Page 1 of 1

Extract text from OCR-ed PDF, use it for filename

PostPosted: Mon Jun 08, 2015 4:13 pm
by SamPieter
hi all,
I scanned and OCR-ed a utilities bill and want to use part of the text as the filename of this document.

The text I want to use is the bill's period, example: "2015 March"
Here's an example of a piece of the OCR-ed PDF with the needed text string:
Code: Select all
...
Resibu Aqualectra
11414527 2015 March
673.66 673.66
...

The string that I'm looking for comes directly after "11414527", which will always show on my bill as it is my account number.

How can I extract "2015 March" from the text?
I need to look for "11414527" and then select the text immediately after that.
All help is greatly appreciated!

Re: Extract text from OCR-ed PDF, use it for filename

PostPosted: Mon Jun 08, 2015 7:41 pm
by Mr_Noodle
If there is only one date in the file, you can use a date attribute and just match that date. If there are too many dates and their positions are variable, then using any surrounding context, like the account number will help.

Re: Extract text from OCR-ed PDF, use it for filename

PostPosted: Tue Jun 09, 2015 11:52 am
by SamPieter
...then using any surrounding context...

Yes that's exactly what I'd like to do, but how?

Re: Extract text from OCR-ed PDF, use it for filename

PostPosted: Tue Jun 09, 2015 6:34 pm
by Mr_Noodle
Enter the text into the pattern, like "11414527 (• your date attribute)". With a pattern like that, the date would have to appear after that account number.
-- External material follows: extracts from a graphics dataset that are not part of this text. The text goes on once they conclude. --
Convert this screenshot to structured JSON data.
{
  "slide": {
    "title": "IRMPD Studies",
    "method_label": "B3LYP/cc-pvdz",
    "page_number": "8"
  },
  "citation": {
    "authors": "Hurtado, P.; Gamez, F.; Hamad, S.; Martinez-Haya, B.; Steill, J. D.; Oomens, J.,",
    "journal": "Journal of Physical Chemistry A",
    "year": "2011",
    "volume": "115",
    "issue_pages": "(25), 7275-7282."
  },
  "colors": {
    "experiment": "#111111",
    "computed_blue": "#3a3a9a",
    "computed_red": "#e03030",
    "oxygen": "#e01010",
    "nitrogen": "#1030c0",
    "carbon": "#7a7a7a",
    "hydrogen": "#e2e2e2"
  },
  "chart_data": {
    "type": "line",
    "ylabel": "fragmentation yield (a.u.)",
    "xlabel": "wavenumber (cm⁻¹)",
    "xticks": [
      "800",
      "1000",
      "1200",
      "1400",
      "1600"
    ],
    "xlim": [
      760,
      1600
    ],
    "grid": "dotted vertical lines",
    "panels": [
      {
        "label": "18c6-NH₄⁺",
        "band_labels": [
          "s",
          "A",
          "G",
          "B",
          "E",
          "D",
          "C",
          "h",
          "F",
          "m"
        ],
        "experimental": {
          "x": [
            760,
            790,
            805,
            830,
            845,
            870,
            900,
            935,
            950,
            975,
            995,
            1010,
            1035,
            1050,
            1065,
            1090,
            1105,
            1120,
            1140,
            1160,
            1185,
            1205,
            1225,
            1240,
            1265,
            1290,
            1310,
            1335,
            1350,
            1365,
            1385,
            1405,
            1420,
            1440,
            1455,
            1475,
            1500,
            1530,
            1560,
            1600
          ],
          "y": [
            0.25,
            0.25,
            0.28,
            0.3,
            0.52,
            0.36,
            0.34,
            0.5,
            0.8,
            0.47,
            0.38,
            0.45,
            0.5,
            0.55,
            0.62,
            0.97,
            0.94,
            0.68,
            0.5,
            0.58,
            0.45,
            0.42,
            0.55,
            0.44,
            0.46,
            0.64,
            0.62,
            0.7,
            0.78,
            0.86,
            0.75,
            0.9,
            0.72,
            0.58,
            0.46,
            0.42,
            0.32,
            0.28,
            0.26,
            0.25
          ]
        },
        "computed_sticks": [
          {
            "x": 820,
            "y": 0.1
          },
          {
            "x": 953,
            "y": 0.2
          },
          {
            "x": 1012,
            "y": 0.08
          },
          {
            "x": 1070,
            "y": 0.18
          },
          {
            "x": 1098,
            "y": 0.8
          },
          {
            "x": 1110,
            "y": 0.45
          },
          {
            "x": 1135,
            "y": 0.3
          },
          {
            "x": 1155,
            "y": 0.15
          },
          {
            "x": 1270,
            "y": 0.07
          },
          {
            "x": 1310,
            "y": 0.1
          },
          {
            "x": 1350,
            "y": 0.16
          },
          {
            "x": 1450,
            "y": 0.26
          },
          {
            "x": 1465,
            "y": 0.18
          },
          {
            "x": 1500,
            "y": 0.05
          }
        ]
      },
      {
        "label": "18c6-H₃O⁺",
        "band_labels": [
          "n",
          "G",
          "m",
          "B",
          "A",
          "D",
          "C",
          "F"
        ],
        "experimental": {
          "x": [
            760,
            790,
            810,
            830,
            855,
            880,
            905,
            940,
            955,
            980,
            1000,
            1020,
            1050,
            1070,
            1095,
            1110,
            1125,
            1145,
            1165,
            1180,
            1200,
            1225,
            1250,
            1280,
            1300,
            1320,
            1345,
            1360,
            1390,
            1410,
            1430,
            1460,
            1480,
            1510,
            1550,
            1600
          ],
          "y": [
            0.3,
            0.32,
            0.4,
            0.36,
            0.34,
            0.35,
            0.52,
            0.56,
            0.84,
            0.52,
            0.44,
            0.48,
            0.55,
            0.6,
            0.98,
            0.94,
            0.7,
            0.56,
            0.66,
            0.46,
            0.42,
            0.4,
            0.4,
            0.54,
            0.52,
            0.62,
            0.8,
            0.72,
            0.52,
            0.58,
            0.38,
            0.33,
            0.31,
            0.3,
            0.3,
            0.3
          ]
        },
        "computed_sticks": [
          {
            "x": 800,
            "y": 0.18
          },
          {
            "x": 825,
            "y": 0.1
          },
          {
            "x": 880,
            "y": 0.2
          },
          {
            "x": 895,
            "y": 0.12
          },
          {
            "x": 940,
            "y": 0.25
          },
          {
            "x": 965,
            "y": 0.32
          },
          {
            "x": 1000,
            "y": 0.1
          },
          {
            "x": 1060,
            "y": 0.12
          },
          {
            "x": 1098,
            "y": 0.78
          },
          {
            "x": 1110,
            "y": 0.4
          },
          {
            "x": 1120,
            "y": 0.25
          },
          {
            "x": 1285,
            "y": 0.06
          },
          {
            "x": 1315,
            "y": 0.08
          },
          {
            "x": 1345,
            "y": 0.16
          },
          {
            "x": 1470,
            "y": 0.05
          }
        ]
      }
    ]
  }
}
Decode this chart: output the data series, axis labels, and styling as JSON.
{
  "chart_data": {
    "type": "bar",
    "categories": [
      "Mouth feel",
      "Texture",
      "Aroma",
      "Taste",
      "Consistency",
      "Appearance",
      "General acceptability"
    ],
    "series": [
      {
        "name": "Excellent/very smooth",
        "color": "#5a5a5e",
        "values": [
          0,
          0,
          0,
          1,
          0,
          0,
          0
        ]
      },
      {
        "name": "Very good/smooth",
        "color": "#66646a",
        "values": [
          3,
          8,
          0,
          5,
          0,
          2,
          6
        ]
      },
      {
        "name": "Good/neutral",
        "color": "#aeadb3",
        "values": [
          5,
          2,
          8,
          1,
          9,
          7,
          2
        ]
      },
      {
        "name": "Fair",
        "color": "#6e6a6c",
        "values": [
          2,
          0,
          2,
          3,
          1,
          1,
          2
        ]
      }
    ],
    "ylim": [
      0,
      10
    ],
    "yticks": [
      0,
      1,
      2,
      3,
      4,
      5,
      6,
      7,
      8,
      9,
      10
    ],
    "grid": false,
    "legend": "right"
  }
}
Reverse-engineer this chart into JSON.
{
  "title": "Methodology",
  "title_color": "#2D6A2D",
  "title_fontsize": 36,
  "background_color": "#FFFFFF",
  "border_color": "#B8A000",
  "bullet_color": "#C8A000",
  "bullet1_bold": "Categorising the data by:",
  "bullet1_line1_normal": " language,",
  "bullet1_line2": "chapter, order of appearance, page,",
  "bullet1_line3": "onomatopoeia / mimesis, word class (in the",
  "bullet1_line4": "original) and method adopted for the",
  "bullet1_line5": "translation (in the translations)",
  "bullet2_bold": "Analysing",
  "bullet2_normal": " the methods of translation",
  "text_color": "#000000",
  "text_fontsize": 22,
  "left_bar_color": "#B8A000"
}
Re: Extract text from OCR-ed PDF, use it for filename

PostPosted: Wed Jun 10, 2015 2:52 pm
by SamPieter
Enter the text into the pattern, like "11414527 (• your date attribute)".


Where in Hazel should I do this?

Re: Extract text from OCR-ed PDF, use it for filename

PostPosted: Thu Jun 11, 2015 1:05 pm
by Mr_Noodle
Since you are looking for it in the contents, you probably want to have a condition like "Contents contain match". Search the help for "match patterns" for more info on using patterns.